Big Data Flashcards
Define
Big Data
A broad term for datasets so large or complex that traditional data processing applications are inadequate, and the data must be stored on multiple servers.
Define
Volume
The Three V’s
The capacity required to store the data exceeds a single server.
Define
Velocity
The Three V’s
The data is produced and/or processed at very high speed.
Define
Variety
The Three V’s
The data is very diverse; data can appear in different types (eg text, video, images) and forms (eg structured, unstructured, semi-structured)
Define
Structured Data
Data that can be stored in a traditional system such as a relational database or spreadsheet, as they can be defined using fields and records.
Define
Unstructured Data
Data that cannot be defined in columns or rows (text documents, PDFs, voice messages, emails).

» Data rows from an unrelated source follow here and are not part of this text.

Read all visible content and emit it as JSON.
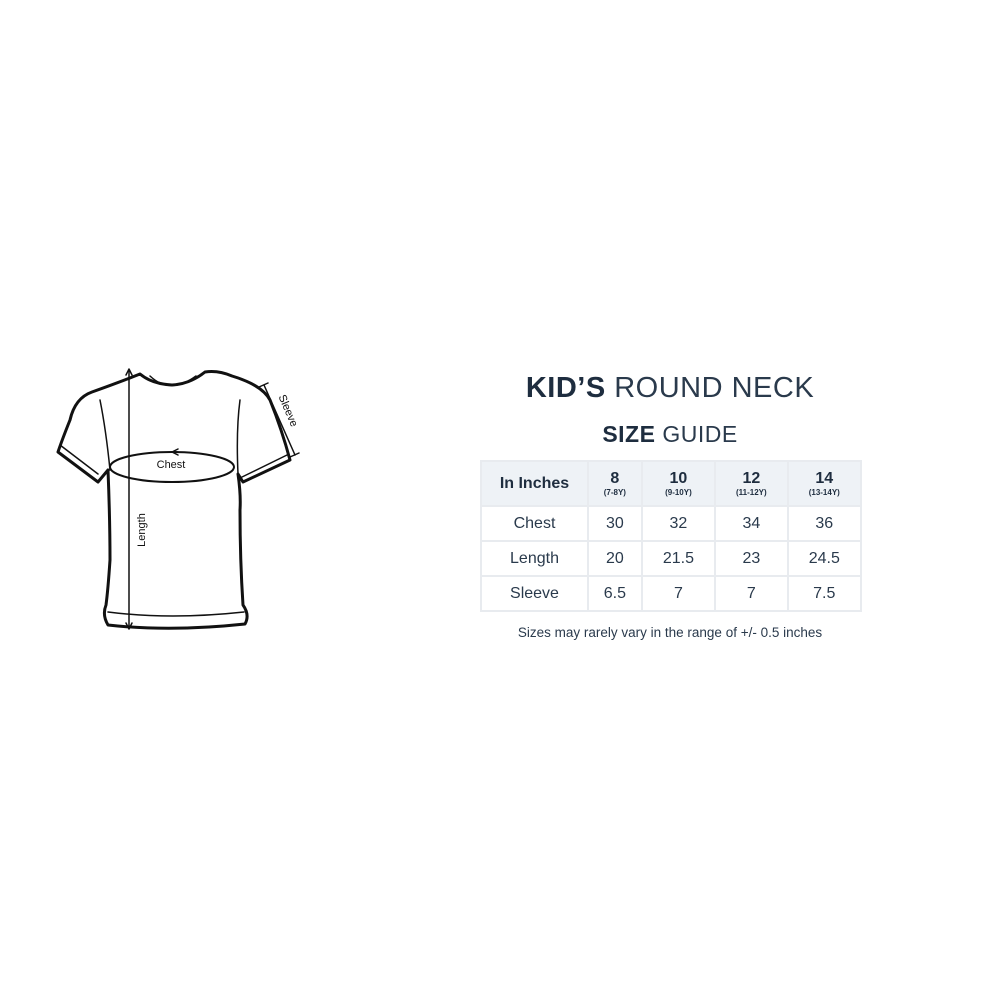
{
  "diagram": {
    "labels": {
      "chest": "Chest",
      "length": "Length",
      "sleeve": "Sleeve"
    }
  },
  "title": {
    "bold": "KID’S",
    "light": "ROUND NECK"
  },
  "subtitle": {
    "bold": "SIZE",
    "light": "GUIDE"
  },
  "table": {
    "header": "In Inches",
    "sizes": [
      {
        "size": "8",
        "age": "(7-8Y)"
      },
      {
        "size": "10",
        "age": "(9-10Y)"
      },
      {
        "size": "12",
        "age": "(11-12Y)"
      },
      {
        "size": "14",
        "age": "(13-14Y)"
      }
    ],
    "rows": [
      {
        "label": "Chest",
        "values": [
          "30",
          "32",
          "34",
          "36"
        ]
      },
      {
        "label": "Length",
        "values": [
          "20",
          "21.5",
          "23",
          "24.5"
        ]
      },
      {
        "label": "Sleeve",
        "values": [
          "6.5",
          "7",
          "7",
          "7.5"
        ]
      }
    ]
  },
  "note": "Sizes may rarely vary in the range of +/- 0.5 inches"
}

It makes it difficult to anlayse the data.
Identify
Issues With Big Data
- Data sets so large they are difficult to store and analyse.

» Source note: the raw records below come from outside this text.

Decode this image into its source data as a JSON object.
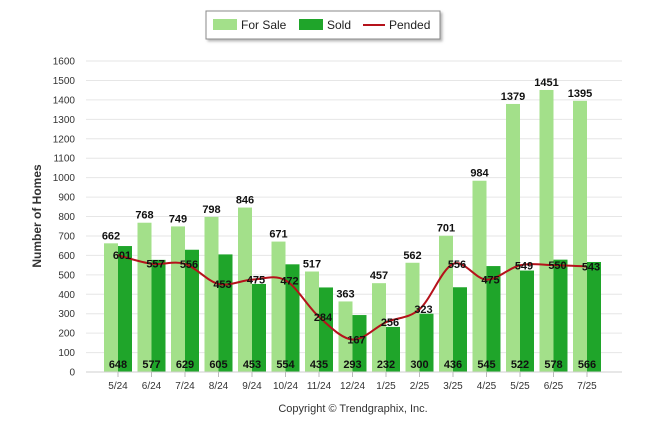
{
  "chart_data": {
    "type": "bar",
    "categories": [
      "5/24",
      "6/24",
      "7/24",
      "8/24",
      "9/24",
      "10/24",
      "11/24",
      "12/24",
      "1/25",
      "2/25",
      "3/25",
      "4/25",
      "5/25",
      "6/25",
      "7/25"
    ],
    "series": [
      {
        "name": "For Sale",
        "type": "bar",
        "color": "#a3e08a",
        "values": [
          662,
          768,
          749,
          798,
          846,
          671,
          517,
          363,
          457,
          562,
          701,
          984,
          1379,
          1451,
          1395
        ]
      },
      {
        "name": "Sold",
        "type": "bar",
        "color": "#1fa52a",
        "values": [
          648,
          577,
          629,
          605,
          453,
          554,
          435,
          293,
          232,
          300,
          436,
          545,
          522,
          578,
          566
        ]
      },
      {
        "name": "Pended",
        "type": "line",
        "color": "#b5121b",
        "values": [
          601,
          557,
          556,
          453,
          475,
          472,
          284,
          167,
          256,
          323,
          556,
          475,
          549,
          550,
          543
        ]
      }
    ],
    "ylabel": "Number of Homes",
    "xlabel": "",
    "ylim": [
      0,
      1600
    ],
    "yticks": [
      0,
      100,
      200,
      300,
      400,
      500,
      600,
      700,
      800,
      900,
      1000,
      1100,
      1200,
      1300,
      1400,
      1500,
      1600
    ],
    "grid": true,
    "legend_position": "top-center",
    "footer": "Copyright © Trendgraphix, Inc."
  }
}
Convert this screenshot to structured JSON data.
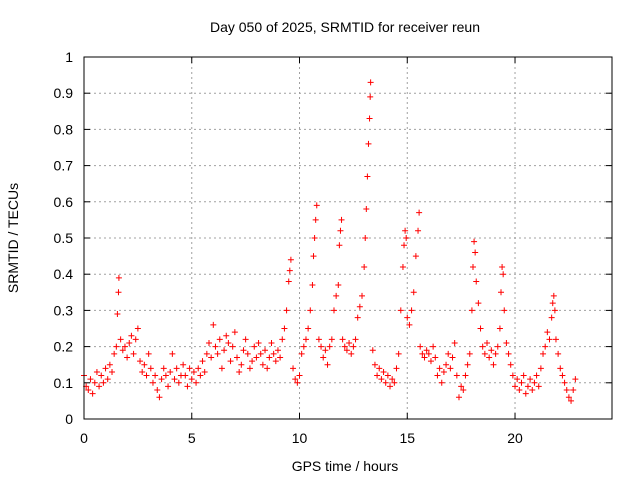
{
  "chart_data": {
    "type": "scatter",
    "title": "Day 050 of 2025, SRMTID for receiver reun",
    "xlabel": "GPS time / hours",
    "ylabel": "SRMTID / TECUs",
    "xlim": [
      0,
      24.5
    ],
    "ylim": [
      0,
      1
    ],
    "xticks": [
      0,
      5,
      10,
      15,
      20
    ],
    "xtick_labels": [
      "0",
      "5",
      "10",
      "15",
      "20"
    ],
    "yticks": [
      0,
      0.1,
      0.2,
      0.3,
      0.4,
      0.5,
      0.6,
      0.7,
      0.8,
      0.9,
      1
    ],
    "ytick_labels": [
      "0",
      "0.1",
      "0.2",
      "0.3",
      "0.4",
      "0.5",
      "0.6",
      "0.7",
      "0.8",
      "0.9",
      "1"
    ],
    "grid": true,
    "marker": "+",
    "marker_color": "#ff0000",
    "series": [
      {
        "name": "SRMTID",
        "points": [
          [
            0.0,
            0.12
          ],
          [
            0.1,
            0.09
          ],
          [
            0.2,
            0.08
          ],
          [
            0.3,
            0.11
          ],
          [
            0.4,
            0.07
          ],
          [
            0.5,
            0.1
          ],
          [
            0.6,
            0.13
          ],
          [
            0.7,
            0.09
          ],
          [
            0.8,
            0.12
          ],
          [
            0.9,
            0.1
          ],
          [
            1.0,
            0.14
          ],
          [
            1.1,
            0.11
          ],
          [
            1.2,
            0.15
          ],
          [
            1.3,
            0.13
          ],
          [
            1.4,
            0.18
          ],
          [
            1.5,
            0.2
          ],
          [
            1.55,
            0.29
          ],
          [
            1.6,
            0.35
          ],
          [
            1.62,
            0.39
          ],
          [
            1.7,
            0.22
          ],
          [
            1.8,
            0.19
          ],
          [
            1.9,
            0.2
          ],
          [
            2.0,
            0.17
          ],
          [
            2.1,
            0.21
          ],
          [
            2.2,
            0.23
          ],
          [
            2.3,
            0.18
          ],
          [
            2.4,
            0.22
          ],
          [
            2.5,
            0.25
          ],
          [
            2.6,
            0.16
          ],
          [
            2.7,
            0.13
          ],
          [
            2.8,
            0.15
          ],
          [
            2.9,
            0.12
          ],
          [
            3.0,
            0.18
          ],
          [
            3.1,
            0.14
          ],
          [
            3.2,
            0.1
          ],
          [
            3.3,
            0.12
          ],
          [
            3.4,
            0.08
          ],
          [
            3.5,
            0.06
          ],
          [
            3.6,
            0.11
          ],
          [
            3.7,
            0.14
          ],
          [
            3.8,
            0.12
          ],
          [
            3.9,
            0.09
          ],
          [
            4.0,
            0.13
          ],
          [
            4.1,
            0.18
          ],
          [
            4.2,
            0.11
          ],
          [
            4.3,
            0.14
          ],
          [
            4.4,
            0.1
          ],
          [
            4.5,
            0.12
          ],
          [
            4.6,
            0.15
          ],
          [
            4.7,
            0.12
          ],
          [
            4.8,
            0.09
          ],
          [
            4.9,
            0.14
          ],
          [
            5.0,
            0.11
          ],
          [
            5.1,
            0.13
          ],
          [
            5.2,
            0.1
          ],
          [
            5.3,
            0.14
          ],
          [
            5.4,
            0.12
          ],
          [
            5.5,
            0.16
          ],
          [
            5.6,
            0.13
          ],
          [
            5.7,
            0.18
          ],
          [
            5.8,
            0.21
          ],
          [
            5.9,
            0.17
          ],
          [
            6.0,
            0.26
          ],
          [
            6.1,
            0.2
          ],
          [
            6.2,
            0.18
          ],
          [
            6.3,
            0.22
          ],
          [
            6.4,
            0.14
          ],
          [
            6.5,
            0.19
          ],
          [
            6.6,
            0.23
          ],
          [
            6.7,
            0.21
          ],
          [
            6.8,
            0.16
          ],
          [
            6.9,
            0.2
          ],
          [
            7.0,
            0.24
          ],
          [
            7.1,
            0.17
          ],
          [
            7.2,
            0.13
          ],
          [
            7.3,
            0.15
          ],
          [
            7.4,
            0.19
          ],
          [
            7.5,
            0.22
          ],
          [
            7.6,
            0.18
          ],
          [
            7.7,
            0.14
          ],
          [
            7.8,
            0.16
          ],
          [
            7.9,
            0.2
          ],
          [
            8.0,
            0.17
          ],
          [
            8.1,
            0.21
          ],
          [
            8.2,
            0.18
          ],
          [
            8.3,
            0.15
          ],
          [
            8.4,
            0.19
          ],
          [
            8.5,
            0.14
          ],
          [
            8.6,
            0.17
          ],
          [
            8.7,
            0.21
          ],
          [
            8.8,
            0.18
          ],
          [
            8.9,
            0.16
          ],
          [
            9.0,
            0.19
          ],
          [
            9.1,
            0.17
          ],
          [
            9.2,
            0.22
          ],
          [
            9.3,
            0.25
          ],
          [
            9.4,
            0.3
          ],
          [
            9.5,
            0.38
          ],
          [
            9.55,
            0.41
          ],
          [
            9.6,
            0.44
          ],
          [
            9.7,
            0.14
          ],
          [
            9.8,
            0.11
          ],
          [
            9.9,
            0.1
          ],
          [
            10.0,
            0.12
          ],
          [
            10.1,
            0.18
          ],
          [
            10.2,
            0.2
          ],
          [
            10.3,
            0.22
          ],
          [
            10.4,
            0.25
          ],
          [
            10.5,
            0.3
          ],
          [
            10.6,
            0.37
          ],
          [
            10.65,
            0.45
          ],
          [
            10.7,
            0.5
          ],
          [
            10.75,
            0.55
          ],
          [
            10.8,
            0.59
          ],
          [
            10.9,
            0.22
          ],
          [
            11.0,
            0.2
          ],
          [
            11.1,
            0.17
          ],
          [
            11.2,
            0.19
          ],
          [
            11.3,
            0.15
          ],
          [
            11.4,
            0.2
          ],
          [
            11.5,
            0.22
          ],
          [
            11.6,
            0.3
          ],
          [
            11.7,
            0.34
          ],
          [
            11.8,
            0.37
          ],
          [
            11.85,
            0.48
          ],
          [
            11.9,
            0.52
          ],
          [
            11.95,
            0.55
          ],
          [
            12.0,
            0.22
          ],
          [
            12.1,
            0.2
          ],
          [
            12.2,
            0.19
          ],
          [
            12.3,
            0.21
          ],
          [
            12.4,
            0.18
          ],
          [
            12.5,
            0.2
          ],
          [
            12.6,
            0.22
          ],
          [
            12.7,
            0.28
          ],
          [
            12.8,
            0.31
          ],
          [
            12.9,
            0.34
          ],
          [
            13.0,
            0.42
          ],
          [
            13.05,
            0.5
          ],
          [
            13.1,
            0.58
          ],
          [
            13.15,
            0.67
          ],
          [
            13.2,
            0.76
          ],
          [
            13.25,
            0.83
          ],
          [
            13.28,
            0.89
          ],
          [
            13.3,
            0.93
          ],
          [
            13.4,
            0.19
          ],
          [
            13.5,
            0.15
          ],
          [
            13.6,
            0.12
          ],
          [
            13.7,
            0.14
          ],
          [
            13.8,
            0.11
          ],
          [
            13.9,
            0.13
          ],
          [
            14.0,
            0.1
          ],
          [
            14.1,
            0.12
          ],
          [
            14.2,
            0.09
          ],
          [
            14.3,
            0.11
          ],
          [
            14.4,
            0.1
          ],
          [
            14.5,
            0.14
          ],
          [
            14.6,
            0.18
          ],
          [
            14.7,
            0.3
          ],
          [
            14.8,
            0.42
          ],
          [
            14.85,
            0.48
          ],
          [
            14.9,
            0.52
          ],
          [
            14.95,
            0.5
          ],
          [
            15.0,
            0.28
          ],
          [
            15.1,
            0.26
          ],
          [
            15.2,
            0.3
          ],
          [
            15.3,
            0.35
          ],
          [
            15.4,
            0.45
          ],
          [
            15.5,
            0.52
          ],
          [
            15.55,
            0.57
          ],
          [
            15.6,
            0.2
          ],
          [
            15.7,
            0.18
          ],
          [
            15.8,
            0.17
          ],
          [
            15.9,
            0.19
          ],
          [
            16.0,
            0.18
          ],
          [
            16.1,
            0.16
          ],
          [
            16.2,
            0.2
          ],
          [
            16.3,
            0.17
          ],
          [
            16.4,
            0.12
          ],
          [
            16.5,
            0.14
          ],
          [
            16.6,
            0.1
          ],
          [
            16.7,
            0.13
          ],
          [
            16.8,
            0.15
          ],
          [
            16.9,
            0.18
          ],
          [
            17.0,
            0.14
          ],
          [
            17.1,
            0.17
          ],
          [
            17.2,
            0.21
          ],
          [
            17.3,
            0.12
          ],
          [
            17.4,
            0.06
          ],
          [
            17.5,
            0.09
          ],
          [
            17.6,
            0.08
          ],
          [
            17.7,
            0.12
          ],
          [
            17.8,
            0.15
          ],
          [
            17.9,
            0.18
          ],
          [
            18.0,
            0.3
          ],
          [
            18.05,
            0.42
          ],
          [
            18.1,
            0.49
          ],
          [
            18.15,
            0.46
          ],
          [
            18.2,
            0.38
          ],
          [
            18.3,
            0.32
          ],
          [
            18.4,
            0.25
          ],
          [
            18.5,
            0.2
          ],
          [
            18.6,
            0.18
          ],
          [
            18.7,
            0.21
          ],
          [
            18.8,
            0.17
          ],
          [
            18.9,
            0.19
          ],
          [
            19.0,
            0.15
          ],
          [
            19.1,
            0.18
          ],
          [
            19.2,
            0.2
          ],
          [
            19.3,
            0.25
          ],
          [
            19.35,
            0.35
          ],
          [
            19.4,
            0.42
          ],
          [
            19.45,
            0.4
          ],
          [
            19.5,
            0.3
          ],
          [
            19.6,
            0.21
          ],
          [
            19.7,
            0.18
          ],
          [
            19.8,
            0.15
          ],
          [
            19.9,
            0.12
          ],
          [
            20.0,
            0.09
          ],
          [
            20.1,
            0.11
          ],
          [
            20.2,
            0.08
          ],
          [
            20.3,
            0.1
          ],
          [
            20.4,
            0.12
          ],
          [
            20.5,
            0.07
          ],
          [
            20.6,
            0.09
          ],
          [
            20.7,
            0.11
          ],
          [
            20.8,
            0.08
          ],
          [
            20.9,
            0.1
          ],
          [
            21.0,
            0.12
          ],
          [
            21.1,
            0.09
          ],
          [
            21.2,
            0.14
          ],
          [
            21.3,
            0.18
          ],
          [
            21.4,
            0.2
          ],
          [
            21.5,
            0.24
          ],
          [
            21.6,
            0.22
          ],
          [
            21.7,
            0.28
          ],
          [
            21.75,
            0.32
          ],
          [
            21.8,
            0.34
          ],
          [
            21.85,
            0.3
          ],
          [
            21.9,
            0.22
          ],
          [
            22.0,
            0.18
          ],
          [
            22.1,
            0.14
          ],
          [
            22.2,
            0.12
          ],
          [
            22.3,
            0.1
          ],
          [
            22.4,
            0.08
          ],
          [
            22.5,
            0.06
          ],
          [
            22.6,
            0.05
          ],
          [
            22.7,
            0.08
          ],
          [
            22.8,
            0.11
          ]
        ]
      }
    ]
  }
}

- Data is constantly changing, so it is difficult to keep track of changes.
- Massive storage and processing power required.
- Specialised software required to manage and extract meaningful info from the data.

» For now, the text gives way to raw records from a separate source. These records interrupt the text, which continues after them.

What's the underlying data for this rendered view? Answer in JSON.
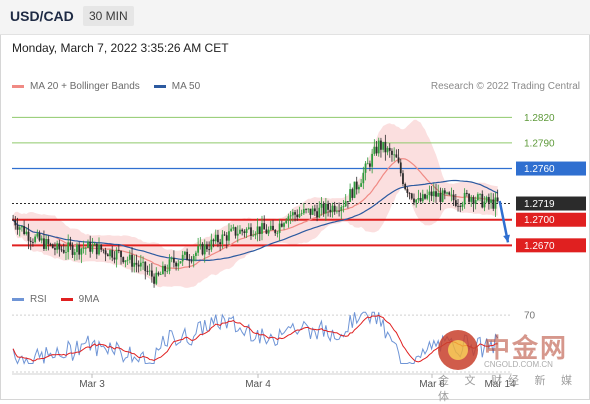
{
  "header": {
    "symbol": "USD/CAD",
    "timeframe": "30 MIN",
    "datetime": "Monday, March 7, 2022 3:35:26 AM CET",
    "copyright": "Research © 2022 Trading Central"
  },
  "legend": {
    "ma20": "MA 20 + Bollinger Bands",
    "ma50": "MA 50",
    "rsi": "RSI",
    "ma9": "9MA"
  },
  "colors": {
    "ma20": "#f08a84",
    "ma50": "#2c5aa0",
    "band": "#f9d2d2",
    "bull": "#2e9b3c",
    "bear": "#2b2b2b",
    "support": "#e02020",
    "resistance": "#8fc96b",
    "pivot": "#2f6fd0",
    "current": "#2b2b2b",
    "rsi": "#6f95d6",
    "rsi_ma": "#e02020",
    "arrow": "#2f6fd0"
  },
  "watermark": {
    "brand": "中金网",
    "url": "CNGOLD.COM.CN",
    "tagline": "金 文 财经 新 媒 体"
  },
  "chart_data": [
    {
      "type": "candlestick",
      "series": [
        {
          "name": "MA 20 + Bollinger Bands"
        },
        {
          "name": "MA 50"
        }
      ],
      "ylim": [
        1.262,
        1.2845
      ],
      "x_ticks": [
        "Mar 3",
        "Mar 4",
        "Mar 6",
        "Mar 14"
      ],
      "levels": [
        {
          "value": 1.282,
          "label": "1.2820",
          "kind": "resistance"
        },
        {
          "value": 1.279,
          "label": "1.2790",
          "kind": "resistance"
        },
        {
          "value": 1.276,
          "label": "1.2760",
          "kind": "pivot"
        },
        {
          "value": 1.2719,
          "label": "1.2719",
          "kind": "current"
        },
        {
          "value": 1.27,
          "label": "1.2700",
          "kind": "support"
        },
        {
          "value": 1.267,
          "label": "1.2670",
          "kind": "support"
        }
      ],
      "arrow": {
        "from": 1.2722,
        "to": 1.267
      }
    },
    {
      "type": "line",
      "series": [
        {
          "name": "RSI"
        },
        {
          "name": "9MA"
        }
      ],
      "ylim": [
        30,
        75
      ],
      "y_ticks": [
        70
      ]
    }
  ]
}
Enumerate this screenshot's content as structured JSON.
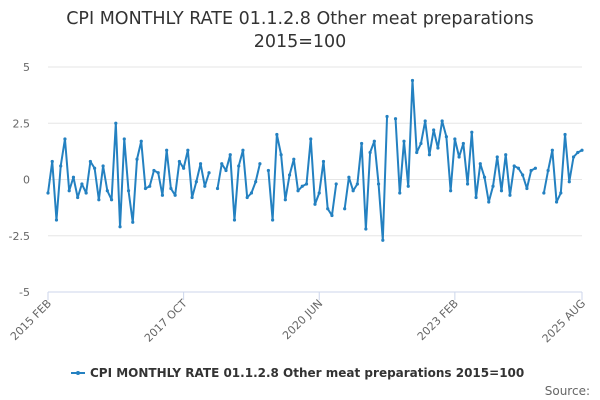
{
  "chart_data": {
    "type": "line",
    "title": [
      "CPI MONTHLY RATE 01.1.2.8 Other meat preparations",
      "2015=100"
    ],
    "ylim": [
      -5,
      5
    ],
    "yticks": [
      5,
      2.5,
      0,
      -2.5,
      -5
    ],
    "ytick_labels": [
      "5",
      "2.5",
      "0",
      "-2.5",
      "-5"
    ],
    "x_start": "2015 FEB",
    "x_end": "2025 AUG",
    "xticks": [
      {
        "label": "2015 FEB",
        "index": 0
      },
      {
        "label": "2017 OCT",
        "index": 32
      },
      {
        "label": "2020 JUN",
        "index": 64
      },
      {
        "label": "2023 FEB",
        "index": 96
      },
      {
        "label": "2025 AUG",
        "index": 126
      }
    ],
    "grid": true,
    "color": "#2481c1",
    "legend_position": "bottom",
    "series": [
      {
        "name": "CPI MONTHLY RATE 01.1.2.8 Other meat preparations 2015=100",
        "values": [
          -0.6,
          0.8,
          -1.8,
          0.6,
          1.8,
          -0.5,
          0.1,
          -0.8,
          -0.2,
          -0.6,
          0.8,
          0.5,
          -0.9,
          0.6,
          -0.5,
          -0.9,
          2.5,
          -2.1,
          1.8,
          -0.5,
          -1.9,
          0.9,
          1.7,
          -0.4,
          -0.3,
          0.4,
          0.3,
          -0.7,
          1.3,
          -0.4,
          -0.7,
          0.8,
          0.5,
          1.3,
          -0.8,
          -0.1,
          0.7,
          -0.3,
          0.3,
          null,
          -0.4,
          0.7,
          0.4,
          1.1,
          -1.8,
          0.6,
          1.3,
          -0.8,
          -0.6,
          -0.1,
          0.7,
          null,
          0.4,
          -1.8,
          2.0,
          1.1,
          -0.9,
          0.2,
          0.9,
          -0.5,
          -0.3,
          -0.2,
          1.8,
          -1.1,
          -0.6,
          0.8,
          -1.3,
          -1.6,
          -0.2,
          null,
          -1.3,
          0.1,
          -0.5,
          -0.2,
          1.6,
          -2.2,
          1.2,
          1.7,
          -0.2,
          -2.7,
          2.8,
          null,
          2.7,
          -0.6,
          1.7,
          -0.3,
          4.4,
          1.2,
          1.6,
          2.6,
          1.1,
          2.2,
          1.4,
          2.6,
          1.9,
          -0.5,
          1.8,
          1.0,
          1.6,
          -0.2,
          2.1,
          -0.8,
          0.7,
          0.1,
          -1.0,
          -0.3,
          1.0,
          -0.5,
          1.1,
          -0.7,
          0.6,
          0.5,
          0.2,
          -0.4,
          0.4,
          0.5,
          null,
          -0.6,
          0.4,
          1.3,
          -1.0,
          -0.6,
          2.0,
          -0.1,
          1.0,
          1.2,
          1.3
        ]
      }
    ]
  },
  "legend": {
    "label": "CPI MONTHLY RATE 01.1.2.8 Other meat preparations 2015=100"
  },
  "footer": {
    "source": "Source:"
  }
}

- Data is unstructured so makes it very difficult to analyse.
Describe
Data Mining
The use of a variety of statistical analysis tools to uncover previously unknown patterns in the data stored in databases or relationships among variables.
Describe
Predictive Analysis
The use of data warehouses and complex algorithms to forecast future events, based on historical trends and calculated probabilities.
Describe
Data Warehousing
The process of bringing together data from various sources into one place so that meaningful data analysis can take place, such as data mining and predictive analytics.
Describe
Fact-Based Model
Used to represent, model, and query data sets at the scale of Big Data. It is similar to entity relationship models used in databases.
Define
Fact
Fact-Based Model
A piece of data that cannot be decomposed any further, and is forever true. The data:
- Must not include reduntant information.
- Must be specific to a particular point in time.
- Cannot be changed or deleted.
Describe
Graph Schema
A method of defining a structure of a big dataset using the fact-based model, as a graph.
Describe
Node
Represents a core entity in a data set. Depicted with an oval.
Describe
Edge
Represents the relationships between entities (nodes). Depicted using solid lines linking nodes togethor.